Erector spinae muscles or paraspinal muscles run vertically along the spinal vertebrae and work to stabilize the back from the lower sacral to the cervical vertebrae and enable spinal flexion, extension, and rotation. The erector spinae is not a single muscle but a group that consists of the spinalis, longissimus, and iliocostalis muscles deep in the back; these are further categorized according to their position – capitis (head), cervicis (neck), thoracis (thorax), and lumborum (lower back).
Erector Spinae Function
Erector spinae function is to stabilize the spine and allow us to make various types of movements that involve the spine. Where each muscle originates and attaches determines the range and direction of movement.
Other muscles of the back also help us to rotate, flex and extend. Although the erector spinae are often called the deep back muscles, they are not the deepest. This is why you may see them labeled as intermediate muscles in anatomy books.
The deeper muscle layer that lies underneath the erector spinae is a separate muscle group – the transversospinales muscles. They are mentioned in this article as they also play a part in movement but are definitely not part of the erector spinae muscle group.
The intermediate iliocostalis, intermediate spinalis, and intermediate longissimus muscles of the erector spinae (as they are also called) extend and lift the vertebral column to provide support. By separating the individual vertebrae they provide an extra layer of protection, keeping the small bones slightly apart and relieving pressure on the cartilage discs.
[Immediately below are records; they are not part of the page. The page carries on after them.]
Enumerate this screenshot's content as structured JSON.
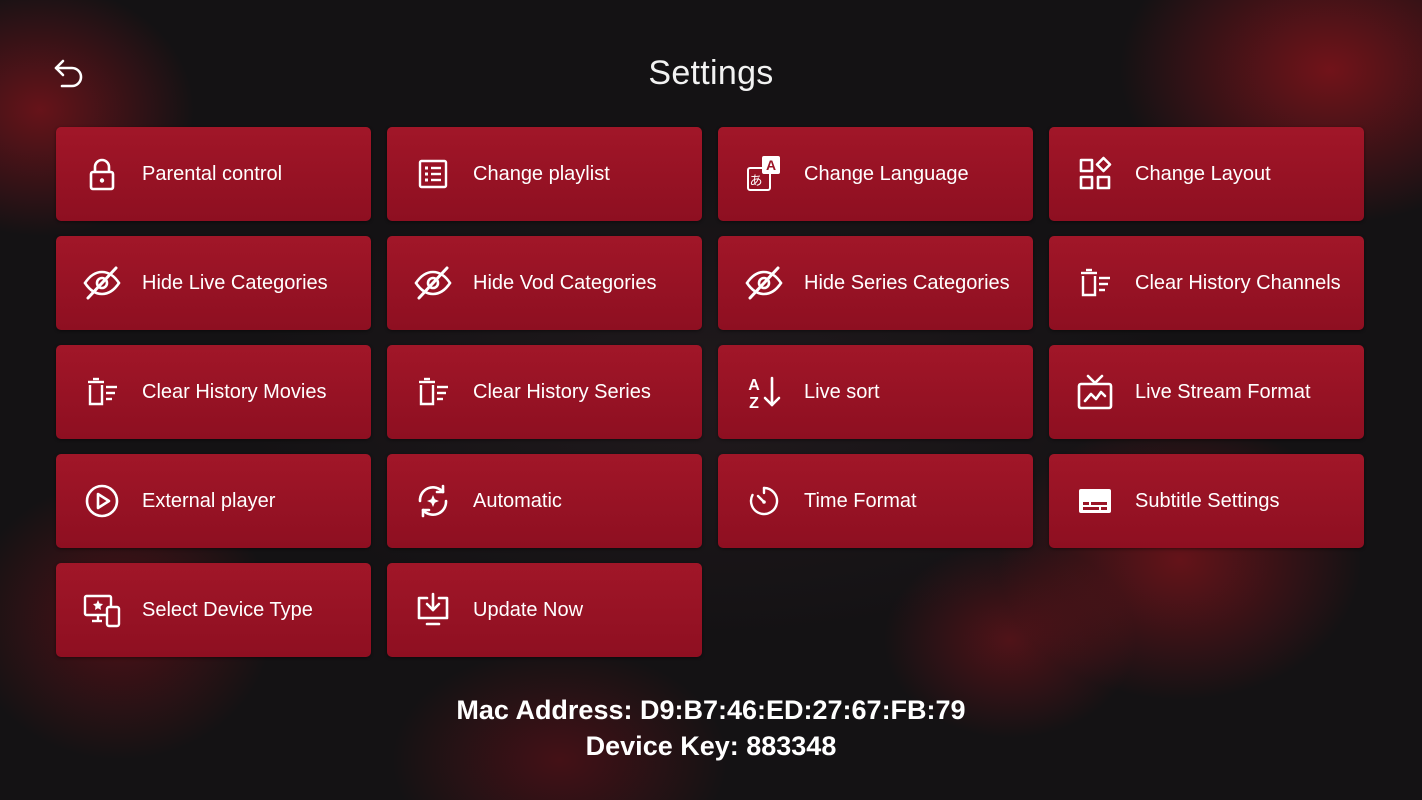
{
  "header": {
    "title": "Settings",
    "back_icon": "back-arrow-icon"
  },
  "tiles": [
    {
      "label": "Parental control",
      "icon": "lock-icon"
    },
    {
      "label": "Change playlist",
      "icon": "list-icon"
    },
    {
      "label": "Change Language",
      "icon": "translate-icon"
    },
    {
      "label": "Change Layout",
      "icon": "layout-icon"
    },
    {
      "label": "Hide Live Categories",
      "icon": "eye-off-icon"
    },
    {
      "label": "Hide Vod Categories",
      "icon": "eye-off-icon"
    },
    {
      "label": "Hide Series Categories",
      "icon": "eye-off-icon"
    },
    {
      "label": "Clear History Channels",
      "icon": "delete-list-icon"
    },
    {
      "label": "Clear History Movies",
      "icon": "delete-list-icon"
    },
    {
      "label": "Clear History Series",
      "icon": "delete-list-icon"
    },
    {
      "label": "Live sort",
      "icon": "sort-az-icon"
    },
    {
      "label": "Live Stream Format",
      "icon": "tv-icon"
    },
    {
      "label": "External player",
      "icon": "play-circle-icon"
    },
    {
      "label": "Automatic",
      "icon": "refresh-icon"
    },
    {
      "label": "Time Format",
      "icon": "timer-icon"
    },
    {
      "label": "Subtitle Settings",
      "icon": "subtitles-icon"
    },
    {
      "label": "Select Device Type",
      "icon": "devices-icon"
    },
    {
      "label": "Update Now",
      "icon": "download-icon"
    }
  ],
  "device_info": {
    "mac_address": "Mac Address: D9:B7:46:ED:27:67:FB:79",
    "device_key": "Device Key: 883348"
  },
  "colors": {
    "tile": "#9b1426",
    "background": "#141214",
    "text": "#ffffff"
  }
}
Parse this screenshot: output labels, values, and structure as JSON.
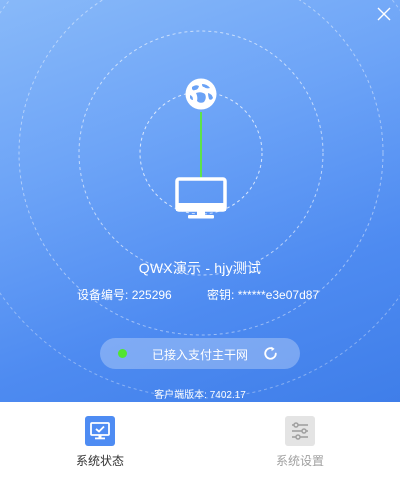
{
  "window": {
    "close_icon": "close-icon"
  },
  "connection": {
    "device_name": "QWX演示 - hjy测试",
    "device_id_label": "设备编号:",
    "device_id_value": "225296",
    "key_label": "密钥:",
    "key_value": "******e3e07d87",
    "status_text": "已接入支付主干网",
    "status_color": "#52e52f",
    "link_color": "#5de34a",
    "icons": {
      "network": "globe-icon",
      "device": "monitor-icon",
      "refresh": "refresh-icon"
    }
  },
  "version": {
    "label": "客户端版本:",
    "value": "7402.17"
  },
  "nav": {
    "items": [
      {
        "label": "系统状态",
        "icon": "monitor-check-icon",
        "active": true
      },
      {
        "label": "系统设置",
        "icon": "sliders-icon",
        "active": false
      }
    ]
  },
  "colors": {
    "hero_start": "#88b9f9",
    "hero_end": "#3f7ee9",
    "active_tab": "#4e8cf3",
    "inactive_tab": "#e4e4e4"
  }
}
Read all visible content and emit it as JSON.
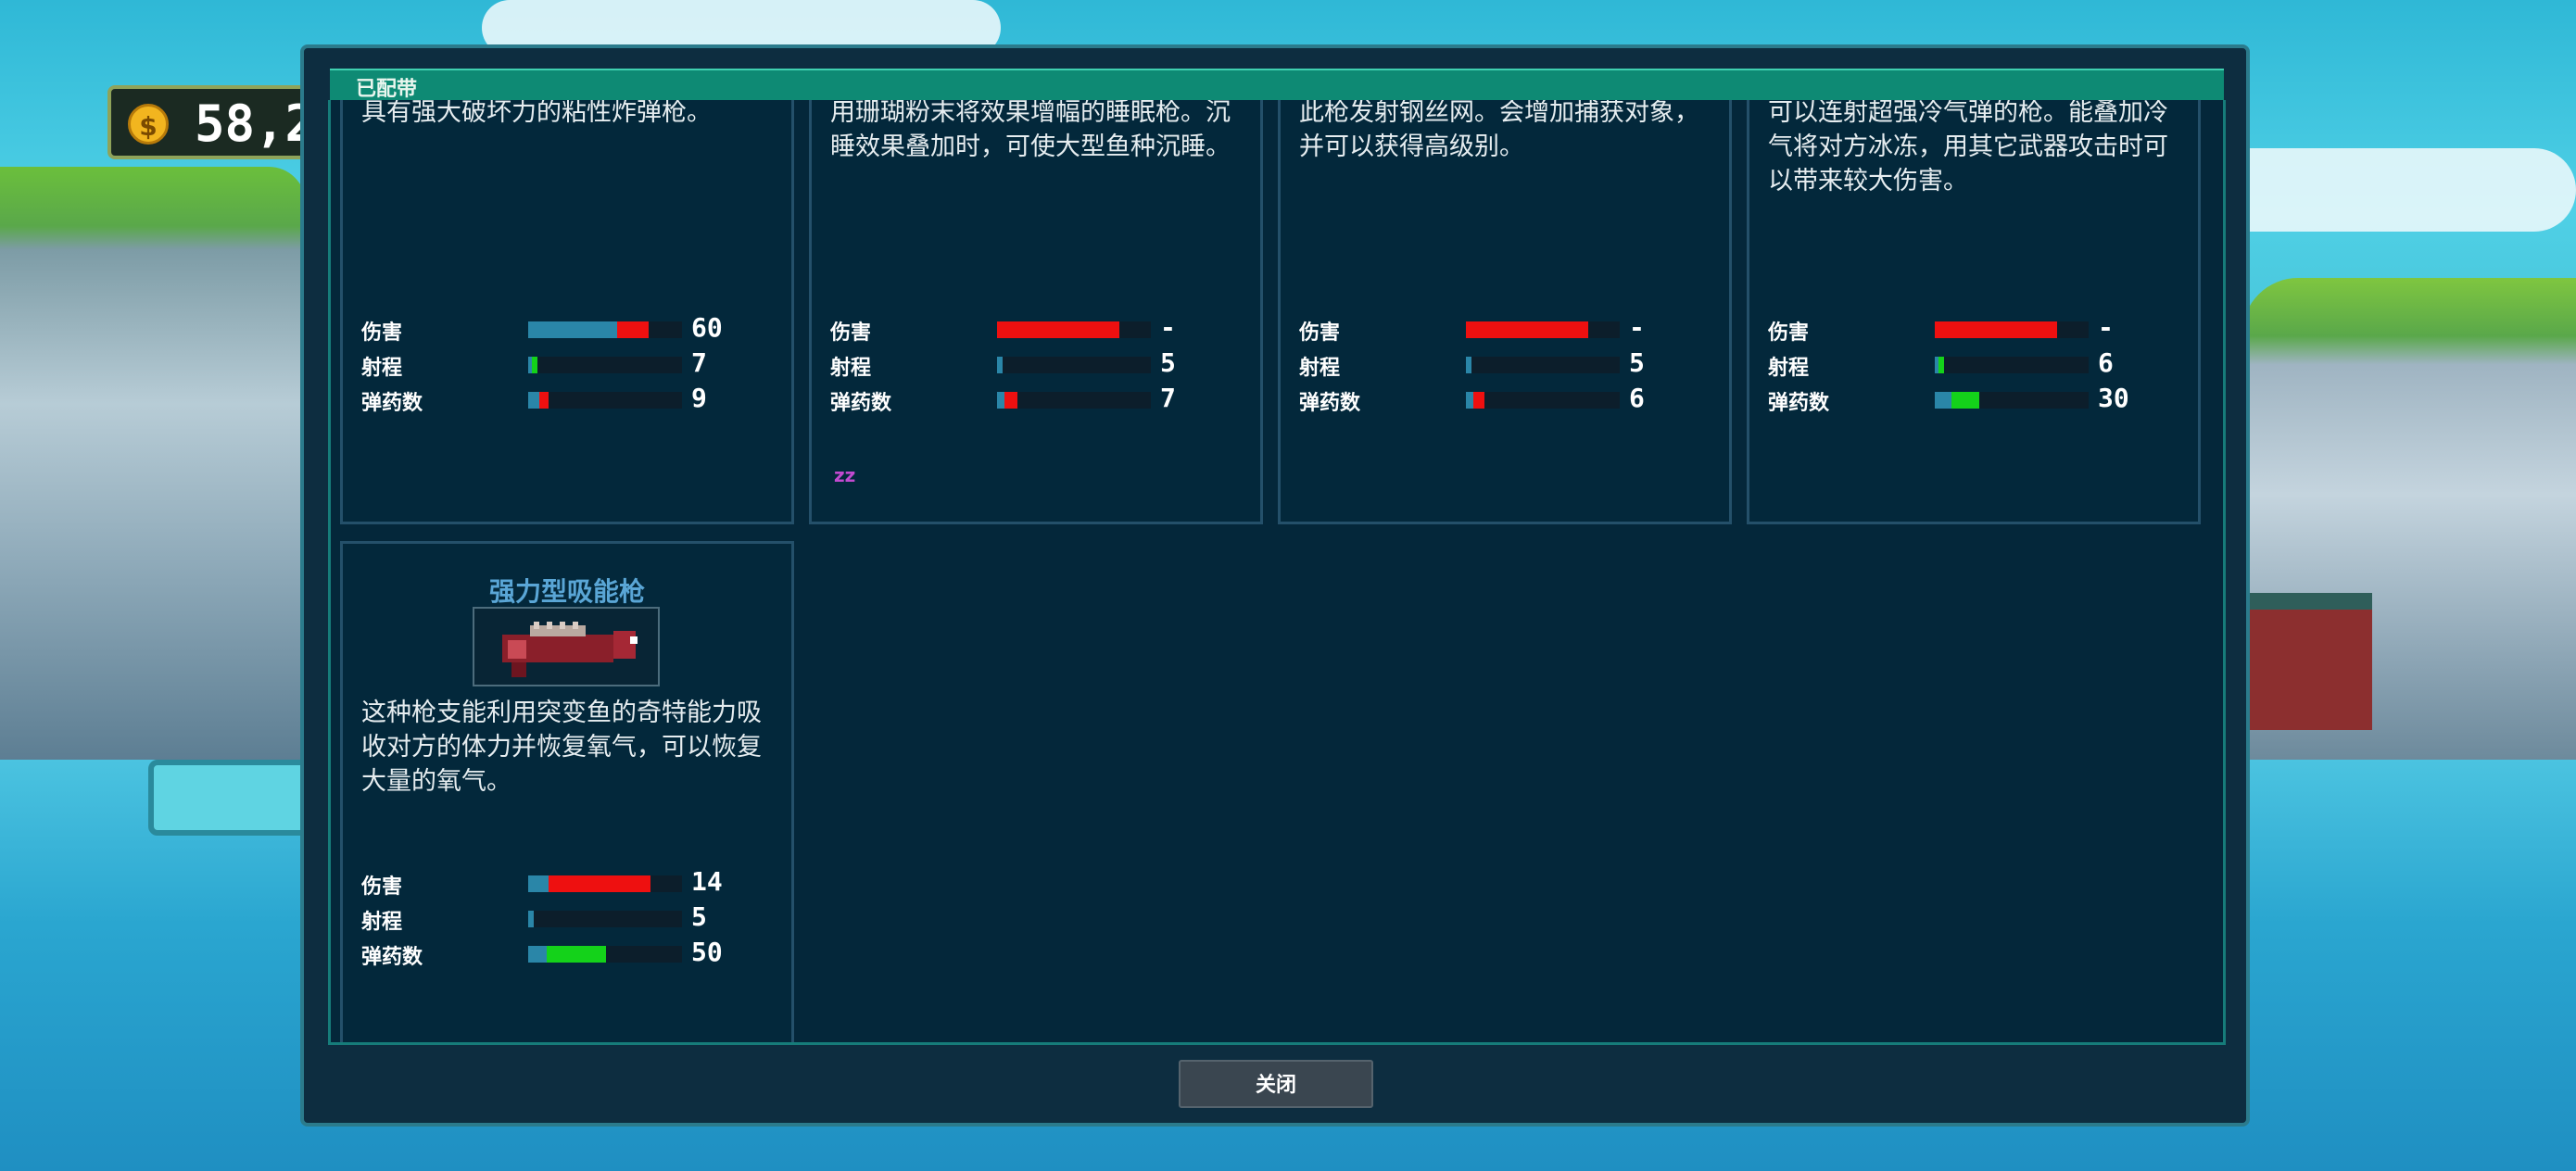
{
  "hud": {
    "coins": "58,2"
  },
  "dialog": {
    "title": "已配带",
    "close_label": "关闭",
    "weapons": [
      {
        "desc": "具有强大破坏力的粘性炸弹枪。",
        "stats": [
          {
            "label": "伤害",
            "value": "60",
            "level": 0.45,
            "color": "#ee1010"
          },
          {
            "label": "射程",
            "value": "7",
            "level": 0.04,
            "color": "#14d21a"
          },
          {
            "label": "弹药数",
            "value": "9",
            "level": 0.04,
            "color": "#ee1010"
          }
        ]
      },
      {
        "desc": "用珊瑚粉末将效果增幅的睡眠枪。沉睡效果叠加时，可使大型鱼种沉睡。",
        "stats": [
          {
            "label": "伤害",
            "value": "-",
            "level": 0.8,
            "color": "#ee1010"
          },
          {
            "label": "射程",
            "value": "5",
            "level": 0.03,
            "color": "#2a86a8"
          },
          {
            "label": "弹药数",
            "value": "7",
            "level": 0.07,
            "color": "#ee1010"
          }
        ],
        "effect_icon": "zz"
      },
      {
        "desc": "此枪发射钢丝网。会增加捕获对象，并可以获得高级别。",
        "stats": [
          {
            "label": "伤害",
            "value": "-",
            "level": 0.8,
            "color": "#ee1010"
          },
          {
            "label": "射程",
            "value": "5",
            "level": 0.03,
            "color": "#2a86a8"
          },
          {
            "label": "弹药数",
            "value": "6",
            "level": 0.07,
            "color": "#ee1010"
          }
        ]
      },
      {
        "desc": "可以连射超强冷气弹的枪。能叠加冷气将对方冰冻，用其它武器攻击时可以带来较大伤害。",
        "stats": [
          {
            "label": "伤害",
            "value": "-",
            "level": 0.8,
            "color": "#ee1010"
          },
          {
            "label": "射程",
            "value": "6",
            "level": 0.04,
            "color": "#14d21a"
          },
          {
            "label": "弹药数",
            "value": "30",
            "level": 0.2,
            "color": "#14d21a"
          }
        ]
      },
      {
        "name": "强力型吸能枪",
        "desc": "这种枪支能利用突变鱼的奇特能力吸收对方的体力并恢复氧气，可以恢复大量的氧气。",
        "stats": [
          {
            "label": "伤害",
            "value": "14",
            "level": 0.7,
            "color": "#ee1010"
          },
          {
            "label": "射程",
            "value": "5",
            "level": 0.03,
            "color": "#2a86a8"
          },
          {
            "label": "弹药数",
            "value": "50",
            "level": 0.42,
            "color": "#14d21a"
          }
        ]
      }
    ]
  }
}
One of the reasons we get smaller as we age is because of the thinning and stretching of these muscles – weaker, less dense bones and less distance between the vertebrae squashes the cartilage discs between them. If the erector spinae were in perfect condition throughout the aging process they would keep us closer to our original height.
The erector spinae also enable lateral flexion (bending sideways) and rotation of the back. Unilateral (one-sided) contraction of the erector spinae group causes the same side of the body to flex (ipsilateral flexion) or rotate, while bilateral contraction straightens or extends a portion of the spine. Pure erector spinae action is limited to flexion, rotation, and extension.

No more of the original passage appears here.